Est-il le même le long du terrain et dans la vie de tous les jours?
P.M. :«Quand le match ne tourne pas en sa faveur, il peut parfois s’énerver. Dans la vie de tous les jours, il ne s’énerve pas souvent, même s’il ne faut pas non plus lui marcher sur les pieds. C’est un chic garçon et je ne le dis pas parce qu’il est assis à côté de moi.»
Vous vous rendez compte qu’il est l’entraîneur de l’actuel meilleur club de Belgique?
P.M. :«(sourire) Ah oui, je m’en rends compte. J’y pense tous les jours. Cela me donne beaucoup de plaisir et c’est beaucoup d’honneur pour toute la famille Mazzù. Nous sommes très fiers de lui, il a bien travaillé.»
Vous l’avez accompagné à la remise du Trophée Raymond Goethals. Comment avez-vous vécu ce moment?
P.M. : «Je vais être honnête, j’ai pris une cuite ce jour-là (rires). Quand je mange, il me faut du vin. Et ce jour-là, c’était du très bon vin.

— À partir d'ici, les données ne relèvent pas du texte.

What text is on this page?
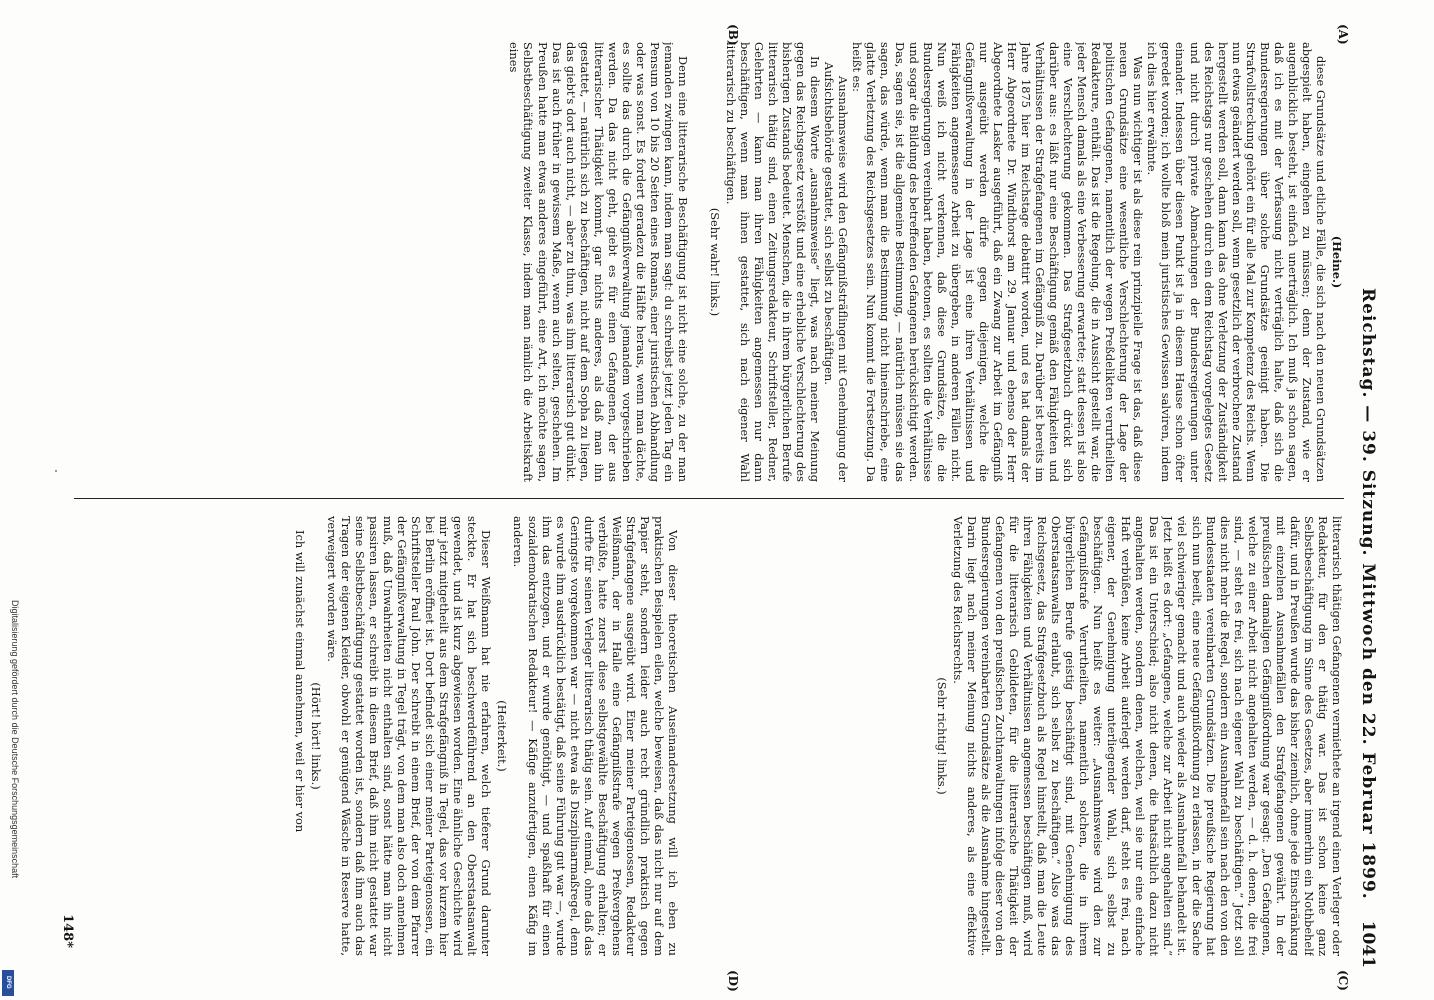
Reichstag. — 39. Sitzung. Mittwoch den 22. Februar 1899.
1041
(A)
(B)
(C)
(D)

(Heine.)

diese Grundsätze und etliche Fälle, die sich nach den neuen Grundsätzen abgespielt haben, eingehen zu müssen; denn der Zustand, wie er augenblicklich besteht, ist einfach unerträglich. Ich muß ja schon sagen, daß ich es mit der Verfassung nicht verträglich halte, daß sich die Bundesregierungen über solche Grundsätze geeinigt haben. Die Strafvollstreckung gehört ein für alle Mal zur Kompetenz des Reichs. Wenn nun etwas geändert werden soll, wenn gesetzlich der verbrochene Zustand hergestellt werden soll, dann kann das ohne Verletzung der Zuständigkeit des Reichstags nur geschehen durch ein dem Reichstag vorgelegtes Gesetz und nicht durch private Abmachungen der Bundesregierungen unter einander. Indessen über diesen Punkt ist ja in diesem Hause schon öfter geredet worden; ich wollte bloß mein juristisches Gewissen salviren, indem ich dies hier erwähnte.

Was nun wichtiger ist als diese rein prinzipielle Frage ist das, daß diese neuen Grundsätze eine wesentliche Verschlechterung der Lage der politischen Gefangenen, namentlich der wegen Preßdelikten verurtheilten Redakteure, enthält. Das ist die Regelung, die in Aussicht gestellt war, die jeder Mensch damals als eine Verbesserung erwartete; statt dessen ist also eine Verschlechterung gekommen. Das Strafgesetzbuch drückt sich darüber aus: es läßt nur eine Beschäftigung gemäß den Fähigkeiten und Verhältnissen der Strafgefangenen im Gefängniß zu. Darüber ist bereits im Jahre 1875 hier im Reichstage debattirt worden, und es hat damals der Herr Abgeordnete Dr. Windthorst am 29. Januar und ebenso der Herr Abgeordnete Lasker ausgeführt, daß ein Zwang zur Arbeit im Gefängniß nur ausgeübt werden dürfe gegen diejenigen, welche die Gefängnißverwaltung in der Lage ist eine ihren Verhältnissen und Fähigkeiten angemessene Arbeit zu übergeben, in anderen Fällen nicht. Nun weiß ich nicht verkennen, daß diese Grundsätze, die die Bundesregierungen vereinbart haben, betonen, es sollten die Verhältnisse und sogar die Bildung des betreffenden Gefangenen berücksichtigt werden. Das, sagen sie, ist die allgemeine Bestimmung, — natürlich müssen sie das sagen, das würde, wenn man die Bestimmung nicht hineinschriebe, eine glatte Verletzung des Reichsgesetzes sein. Nun kommt die Fortsetzung. Da heißt es:

Ausnahmsweise wird den Gefängnißsträflingen mit Genehmigung der Aufsichtsbehörde gestattet, sich selbst zu beschäftigen.

In diesem Worte „ausnahmsweise“ liegt, was nach meiner Meinung gegen das Reichsgesetz verstößt und eine erhebliche Verschlechterung des bisherigen Zustands bedeutet. Menschen, die in ihrem bürgerlichen Berufe litterarisch thätig sind, einen Zeitungsredakteur, Schriftsteller, Redner, Gelehrten — kann man ihren Fähigkeiten angemessen nur dann beschäftigen, wenn man ihnen gestattet, sich nach eigener Wahl litterarisch zu beschäftigen.

(Sehr wahr! links.)

Denn eine litterarische Beschäftigung ist nicht eine solche, zu der man jemanden zwingen kann, indem man sagt: du schreibst jetzt jeden Tag ein Pensum von 10 bis 20 Seiten eines Romans, einer juristischen Abhandlung oder was sonst. Es fordert geradezu die Hälfte heraus, wenn man dächte, es sollte das durch die Gefängnißverwaltung jemandem vorgeschrieben werden. Da das nicht geht, giebt es für einen Gefangenen, der aus litterarischer Thätigkeit kommt, gar nichts anderes, als daß man ihn gestattet, — natürlich sich zu beschäftigen, nicht auf dem Sopha zu liegen, das giebt's dort auch nicht, — aber zu thun, was ihm litterarisch gut dünkt. Das ist auch früher in gewissem Maße, wenn auch selten, geschehen. Im Preußen hatte man etwas anderes eingeführt, eine Art, ich möchte sagen, Selbstbeschäftigung zweiter Klasse, indem man nämlich die Arbeitskraft eines

litterarisch thätigen Gefangenen vermiethete an irgend einen Verleger oder Redakteur, für den er thätig war. Das ist schon keine ganz Selbstbeschäftigung im Sinne des Gesetzes, aber immerhin ein Nothbehelf dafür, und in Preußen wurde das bisher ziemlich, ohne jede Einschränkung mit einzelnen Ausnahmefällen den Strafgefangenen gewährt. In der preußischen damaligen Gefängnißordnung war gesagt: „Den Gefangenen, welche zu einer Arbeit nicht angehalten werden, — d. h. denen, die frei sind, — steht es frei, sich nach eigener Wahl zu beschäftigen.“ Jetzt soll dies nicht mehr die Regel, sondern ein Ausnahmefall sein nach den von den Bundesstaaten vereinbarten Grundsätzen. Die preußische Regierung hat sich nun beeilt, eine neue Gefängnißordnung zu erlassen, in der die Sache viel schwieriger gemacht und auch wieder als Ausnahmefall behandelt ist. Jetzt heißt es dort: „Gefangene, welche zur Arbeit nicht angehalten sind.“ Das ist ein Unterschied; also nicht denen, die thatsächlich dazu nicht angehalten werden, sondern denen, welchen, weil sie nur eine einfache Haft verbüßen, keine Arbeit auferlegt werden darf, steht es frei, nach eigener, der Genehmigung unterliegender Wahl, sich selbst zu beschäftigen. Nun heißt es weiter: „Ausnahmsweise wird den zur Gefängnißstrafe Verurtheilten, namentlich solchen, die in ihrem bürgerlichen Berufe geistig beschäftigt sind, mit Genehmigung des Oberstaatsanwalts erlaubt, sich selbst zu beschäftigen.“ Also was das Reichsgesetz, das Strafgesetzbuch als Regel hinstellt, daß man die Leute ihren Fähigkeiten und Verhältnissen angemessen beschäftigen muß, wird für die litterarisch Gebildeten, für die litterarische Thätigkeit der Gefangenen von den preußischen Zuchtanwaltungen infolge dieser von den Bundesregierungen vereinbarten Grundsätze als die Ausnahme hingestellt. Darin liegt nach meiner Meinung nichts anderes, als eine effektive Verletzung des Reichsrechts.

(Sehr richtig! links.)

Von dieser theoretischen Auseinandersetzung will ich eben zu praktischen Beispielen eilen, welche beweisen, daß das nicht nur auf dem Papier steht, sondern leider auch recht gründlich praktisch gegen Strafgefangene ausgeübt wird. Einer meiner Parteigenossen, Redakteur Weißmann, der in Halle eine Gefängnißstrafe wegen Preßvergehens verbüßte, hatte zuerst diese selbstgewählte Beschäftigung erhalten; er durfte für seinen Verleger litterarisch thätig sein. Auf einmal, ohne daß das Geringste vorgekommen war — nicht etwa als Disziplinarmaßregel, denn es wurde ihm ausdrücklich bestätigt, daß seine Führung gut war —, wurde ihm das entzogen, und er wurde genöthigt, — und spaßhaft für einen sozialdemokratischen Redakteur! — Käfige anzufertigen, einen Käfig im anderen.

(Heiterkeit.)

Dieser Weißmann hat nie erfahren, welch tieferer Grund darunter steckte. Er hat sich beschwerdeführend an den Oberstaatsanwalt gewendet, und ist kurz abgewiesen worden. Eine ähnliche Geschichte wird mir jetzt mitgetheilt aus dem Strafgefängniß in Tegel, das vor kurzem hier bei Berlin eröffnet ist. Dort befindet sich einer meiner Parteigenossen, ein Schriftsteller Paul John. Der schreibt in einem Brief, der von dem Pfarrer der Gefängnißverwaltung in Tegel trägt, von dem man also doch annehmen muß, daß Unwahrheiten nicht enthalten sind, sonst hätte man ihn nicht passiren lassen, er schreibt in diesem Brief, daß ihm nicht gestattet war seine Selbstbeschäftigung gestattet worden ist, sondern daß ihm auch das Tragen der eigenen Kleider, obwohl er genügend Wäsche in Reserve hatte, verweigert worden wäre.

(Hört! hört! links.)

Ich will zunächst einmal annehmen, weil er hier von

148*
Digitalisierung gefördert durch die Deutsche Forschungsgemeinschaft
DFG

J’ai rencontré pas mal de personnes connues comme Eddy Merckx ou Rodrigo Beenkens. Il y avait aussi Éric Gerets, l’ancien joueur du Standard.»
F.M. :«Et ton histoire avec la joueuse de tennis, Sabine Appelmans, tu ne la racontes pas?»
P.M. :«(rires) Cette dame était à côté de nous à table et a salué Felice. À ce moment, j’ai dit : “Et moi Madame, vous ne me saluez pas?” On dit bonjour à Felice car c’est un champion… mais elle m’a quand même salué! Dans la vie, il faut travailler et c’est ce qu’il a fait. Malgré son succès actuel, il n’a pas changé. Il est toujours très proche de sa famille. Il vient me voir souvent et me donne un coup de fil tous les jours. Ici à Charleroi, on me parle encore souvent de lui. Le dimanche, il y a un grand marché en ville et quand j’y vais, on me dit souvent : “Monsieur Mazzù, il faut qu’il revienne ici! »
Comment vivez-vous la grande médiatisation qu’il y a autour de l’Union et de Felice?
P.M. :«Je trouve que c’est mérité. Il a commencé avec ce club en deuxième division. Cela faisait 48 ans que l’Union n’avait plus joué en D1 et arrive alors ce gamin-là : mon fils. En D1, il est en tête du classement… Il y a dix-huit équipes et ils sont premiers, vous imaginez, c’est magnifique! Il reste combien de matchs désormais? Dix?»
F.M. :«Il en reste treize jusqu’à la fin de la phase classique.»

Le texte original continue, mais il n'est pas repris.